Monday, 26 September 2016 00:00

Court Says Ohio's Voter Purge is Illegal, But Will Rolls Be Restored in Time for Election?

Written by Lauren McCauley | Common Dreams

Ohio's policy is said to be the most aggressive in the nation with more than 2 million registered voters removed since 2011

Further, he agreed with the plaintiffs' argument that the "newly-issued form does nothing to correct the fact that Ohio has, for years, been removing voters from the rolls because they failed to respond to forms that are blatantly non-compliant with the NVRA."

The plaintiffs, which include the A. Philip Randolph Institute, the Northeast Ohio Coalition for the Homeless, and citizen Larry Harmon, argued that purging voters for infrequent voting "has a disparate impact on minority communities" and particularly burdens "poor and illiterate voters [who may be] caught in a purge system which will require them to needlessly re-register."

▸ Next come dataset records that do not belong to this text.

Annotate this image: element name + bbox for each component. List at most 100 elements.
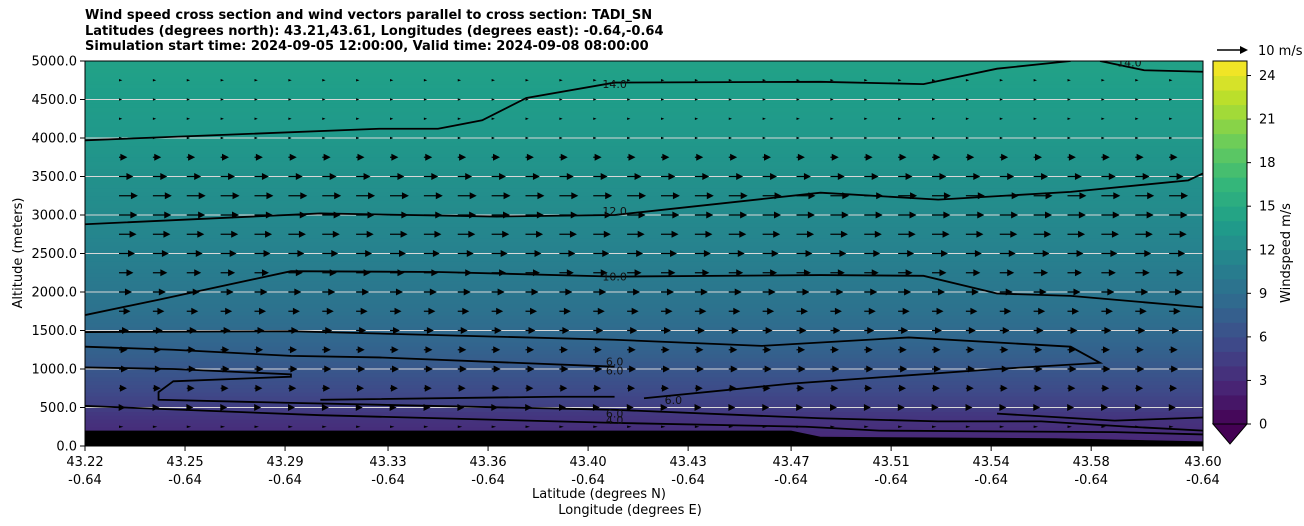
x-tick-label-lat: 43.51 — [873, 455, 910, 470]
wind-vector — [119, 211, 138, 219]
speed-band — [85, 261, 1203, 266]
wind-vector — [1033, 250, 1050, 257]
wind-vector — [525, 173, 540, 180]
wind-vector — [559, 288, 573, 296]
speed-band — [85, 257, 1203, 262]
wind-vector — [1067, 192, 1087, 200]
wind-vector — [965, 79, 970, 82]
wind-vector — [965, 288, 979, 296]
speed-band — [85, 157, 1203, 162]
wind-vector — [1033, 269, 1049, 277]
wind-vector — [356, 250, 373, 257]
wind-vector — [898, 211, 917, 219]
wind-vector — [390, 288, 403, 296]
wind-vector — [119, 117, 123, 120]
wind-vector — [661, 230, 679, 238]
wind-vector — [559, 98, 563, 101]
wind-vector — [288, 79, 292, 82]
wind-vector — [254, 173, 269, 180]
wind-vector — [1101, 327, 1112, 334]
wind-vector — [593, 230, 611, 238]
colorbar-segment — [1213, 380, 1247, 396]
wind-vector — [457, 425, 463, 428]
colorbar-segment — [1213, 133, 1247, 149]
wind-vector — [322, 98, 326, 101]
wind-vector — [322, 79, 326, 82]
wind-vector — [864, 117, 868, 120]
wind-vector — [965, 404, 973, 411]
speed-band — [85, 199, 1203, 205]
wind-vector — [1169, 211, 1188, 219]
wind-vector — [1067, 327, 1078, 334]
wind-vector — [932, 79, 936, 82]
wind-vector — [965, 173, 981, 180]
wind-vector — [491, 384, 500, 392]
wind-vector — [525, 327, 536, 334]
wind-vector — [1101, 117, 1105, 120]
wind-vector — [694, 425, 700, 428]
wind-vector — [559, 384, 568, 392]
wind-vector — [660, 404, 668, 411]
wind-vector — [525, 79, 529, 82]
wind-vector — [1135, 79, 1139, 82]
wind-vector — [830, 384, 839, 392]
speed-band — [85, 249, 1203, 255]
wind-vector — [390, 230, 408, 238]
wind-vector — [796, 404, 804, 411]
wind-vector — [999, 79, 1004, 82]
wind-vector — [559, 117, 563, 120]
wind-vector — [119, 288, 132, 296]
wind-vector — [1067, 307, 1080, 315]
wind-vector — [390, 173, 405, 180]
wind-vector — [593, 307, 605, 315]
gridlines — [85, 99, 1203, 408]
wind-vector — [390, 192, 409, 200]
wind-vector — [830, 117, 834, 120]
wind-vector — [1135, 230, 1153, 238]
wind-vector — [390, 250, 407, 257]
wind-vector — [728, 230, 747, 238]
contour-line — [996, 412, 1203, 422]
wind-vector — [525, 288, 539, 296]
speed-band — [85, 303, 1203, 308]
speed-band — [85, 422, 1203, 428]
wind-vector — [322, 192, 342, 200]
wind-vector — [931, 404, 939, 411]
wind-vector — [220, 288, 234, 296]
wind-vector — [525, 365, 535, 373]
wind-vector — [220, 79, 224, 82]
contour-line — [85, 61, 1071, 142]
wind-vector — [220, 136, 224, 140]
wind-vector — [898, 307, 910, 315]
quiver-key-arrowhead — [1240, 46, 1248, 54]
plot-area: 14.014.012.010.06.06.06.06.04.0 — [85, 61, 1203, 446]
x-tick-label-lat: 43.36 — [469, 455, 506, 470]
wind-vector — [932, 288, 945, 296]
wind-vector — [491, 425, 497, 428]
wind-vector — [491, 192, 511, 200]
speed-band — [85, 126, 1203, 131]
wind-vector — [254, 192, 274, 200]
speed-band — [85, 234, 1203, 239]
x-tick-label-lat: 43.43 — [670, 455, 707, 470]
wind-vector — [423, 136, 428, 140]
wind-vector — [694, 192, 714, 200]
wind-vector — [762, 117, 766, 120]
speed-band — [85, 241, 1203, 247]
wind-vector — [1101, 365, 1111, 373]
colorbar-segment — [1213, 220, 1247, 236]
wind-vector — [254, 250, 271, 257]
wind-vector — [559, 425, 564, 428]
wind-vector — [1067, 404, 1075, 411]
wind-vector — [1101, 269, 1116, 277]
wind-vector — [728, 98, 733, 101]
wind-vector — [220, 425, 226, 428]
wind-vector — [898, 98, 902, 101]
wind-vector — [390, 79, 394, 82]
wind-vector — [254, 230, 273, 238]
speed-band — [85, 153, 1203, 158]
wind-vector — [762, 307, 775, 315]
wind-vector — [898, 136, 902, 140]
wind-vector — [220, 98, 224, 101]
wind-vector — [356, 136, 360, 140]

Though Husted has alleged that the process is done in a uniform manner, a Reuters investigation found that "the policy appears to be helping Republicans in the state's largest metropolitan areas."

According to the news outlet's survey of voter lists, "In the state's three largest counties that include Cleveland, Cincinnati, and Columbus, voters have been struck from the rolls in Democratic-leaning neighborhoods at roughly twice the rate as in Republican neighborhoods."

Similarly, an Enquirer/USA Today probe revealed that in some communities those purged records are kept track of, while in others they are just deleted.

"Depending on where you live, county election officials might diligently remove thousands of voter registrations each year, documented by detailed records. Or they might insist they haven't followed through with the state-ordered process in some years, or apologize for tossing those files years ago," according to the survey of all 88 county board of elections.

USA Today reported:

At best, these records reveal a lack of care by some election officials tracking voters taken off the rolls. 

At worst, they point to a system of removing voters that's far from uniform—meaning where you live could determine when, or if, your voter registration is deleted. And that could affect whose votes count, and whose don't, in a critical battleground state that may determine the next president.

Friday's decision now sends the case back to the lower court, which, according to McClatchy, "must establish a process for either restoring purged voters to the rolls or allowing them to vote provisionally and having all those votes count."

With the presidential election just seven weeks away, the clock is ticking.